Jeunesse et identité culturelle
Pourtant, la fierté identitaire reste vive. La jeune professeure Olivia Bokeli confie qu’apprendre la langue gangulu à ses élèves du collège de Djambala « favorise la confiance et la solidarité ». Selon elle, maîtriser sa langue maternelle n’empêche pas de s’ouvrir aux sciences et aux technologies.
Dans de nombreux foyers, des concours de proverbes annoncés sur WhatsApp relancent l’attrait. Les adolescents filment leurs grands-mères racontant des contes nocturnes, puis partagent les vidéos sur TikTok, générant des milliers de vues. Ce mélange d’oralité ancestrale et de numérique crée un pont inattendu entre générations.
L’historien Paul Kounkou note que « les nouvelles technologies deviennent un outil de réappropriation culturelle ». Pour lui, l’enjeu n’est plus de rejeter la modernité, mais de l’utiliser comme un allié. Ce constat rejoint la stratégie défendue par l’association Aplcg, tournée vers la créativité.
Actions concrètes de l’Aplcg
Créée par une poignée d’enseignants et de chefs traditionnels, l’Aplcg veut d’abord recenser les locuteurs natifs. Un inventaire sera mené village par village dès octobre, afin d’élaborer une cartographie linguistique précise, indispensable à toute initiative pédagogique et à l’élaboration d’un dictionnaire.
L’association prévoit également l’édition d’un manuel bilingue gangulu-français pour les classes de CP et CE1. La conception graphique sera confiée à de jeunes illustrateurs de Brazzaville, tandis que le contenu sera validé par un comité de savants, garantissant à la fois rigueur linguistique et attractivité.
Dans le même élan, un festival annuel baptisé « Madianga » réunira troupes de danse, conteurs et artisans. La première édition est envisagée à Djambala en août prochain. Aux côtés des stands gastronomiques, des ateliers d’initiation à l’écriture gangulu seront proposés aux écoliers.
Appuis institutionnels et partenaires
Le ministère de la Culture suit de près le dossier. « Nous accompagnerons les démarches de normalisation orthographique », assure le directeur de la valorisation patrimoniale, Isidore Mouangali. Un protocole d’accord devrait être signé, ouvrant la voie à des subventions et à l’intégration progressive au programme scolaire.

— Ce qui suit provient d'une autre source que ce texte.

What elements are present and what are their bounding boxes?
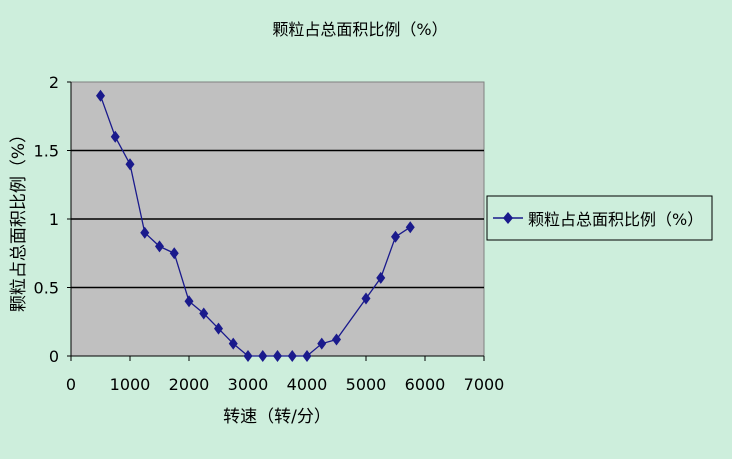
data-point [332, 333, 341, 346]
data-point [169, 247, 179, 260]
data-point [376, 271, 386, 284]
chart-title: 颗粒占总面积比例（%） [272, 20, 447, 39]
data-point [184, 295, 194, 308]
data-point [228, 337, 238, 350]
legend-marker-icon [503, 212, 513, 224]
data-point [110, 130, 120, 143]
y-tick-label: 0 [49, 347, 59, 366]
x-tick-label: 5000 [346, 375, 387, 394]
data-point [287, 350, 297, 362]
x-tick-label: 6000 [405, 375, 446, 394]
x-tick-label: 1000 [110, 375, 151, 394]
x-axis-label: 转速（转/分） [223, 407, 331, 427]
x-tick-label: 3000 [228, 375, 269, 394]
y-axis-label: 颗粒占总面积比例（%） [9, 126, 29, 312]
data-point [273, 350, 282, 362]
data-point [243, 350, 253, 362]
data-point [214, 322, 223, 335]
data-point [96, 89, 105, 102]
legend-label: 颗粒占总面积比例（%） [528, 210, 703, 229]
data-point [258, 350, 268, 362]
x-tick-label: 7000 [464, 375, 505, 394]
y-tick-label: 1 [49, 210, 59, 229]
data-point [391, 230, 400, 243]
data-point [140, 226, 150, 239]
data-point [405, 221, 415, 234]
y-tick-label: 0.5 [34, 279, 59, 298]
x-tick-label: 0 [66, 375, 76, 394]
legend: 颗粒占总面积比例（%） [486, 195, 713, 241]
x-tick-label: 2000 [169, 375, 210, 394]
data-point [199, 307, 209, 320]
y-tick-label: 1.5 [34, 142, 59, 161]
data-point [302, 350, 312, 362]
x-tick-label: 4000 [287, 375, 328, 394]
data-point [155, 240, 164, 253]
data-point [361, 292, 371, 305]
y-tick-label: 2 [49, 73, 59, 92]
data-point [125, 158, 135, 171]
data-point [317, 337, 327, 350]
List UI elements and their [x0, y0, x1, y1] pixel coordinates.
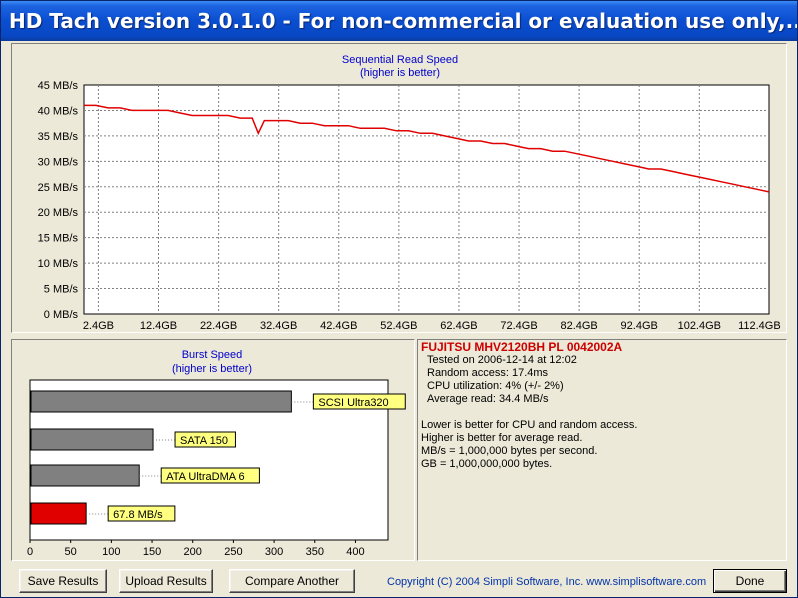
- save-results-label: Save Results: [27, 574, 99, 588]
- save-results-button[interactable]: Save Results: [19, 569, 107, 593]
- burst-label-box: [107, 505, 176, 522]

Les collectivités locales envisagent, elles, d’ériger des panneaux bilingues sur les routes départementales afin de familiariser automobilistes et élèves aux toponymes gangulu. La société civile s’implique aussi : l’ONG Azur Développement propose une version audio du futur dictionnaire, accessible gratuitement sur téléphone basique.
A l’international, l’Organisation internationale de la Francophonie a salué l’initiative, rappelant que la diversité linguistique est une richesse mondiale. Des échanges sont en cours pour financer des bourses destinées à de jeunes chercheurs congolais souhaitant documenter les chants, le folklore et les rites gangulu.
Perspectives et responsabilité collective
Le défi est vaste : il faudra former des enseignants, adapter les examens et surtout convaincre les parents de parler gangulu dès le berceau. « La transmission commence autour du feu, pas seulement à l’école », rappelle la cheffe traditionnelle Nkissi Mavoua, invitée de la cérémonie.
Pour beaucoup, la revitalisation d’une langue dépasse la culture. Elle s’inscrit dans la dynamique de développement locale : tourisme communautaire, artisanat certifié, filières agricoles valorisant les savoirs endogènes. « La langue, c’est aussi l’économie de demain », estime le sociologue Guy-Roger Nganga.
En marge de la sortie officielle, plusieurs start-up congolaises spécialisées dans les applications éducatives ont proposé de développer un module interactif en réalité augmentée. Les discussions se poursuivent pour lancer un prototype avant la fin de l’année.
À l’issue de la cérémonie, les tambours ont retenti, rappelant que chaque battement prolonge un héritage. Le pari de l’Aplcg repose désormais sur l’adhésion de tous, du village à la diaspora. Car préserver une langue, c’est tisser un futur commun à voix multiples.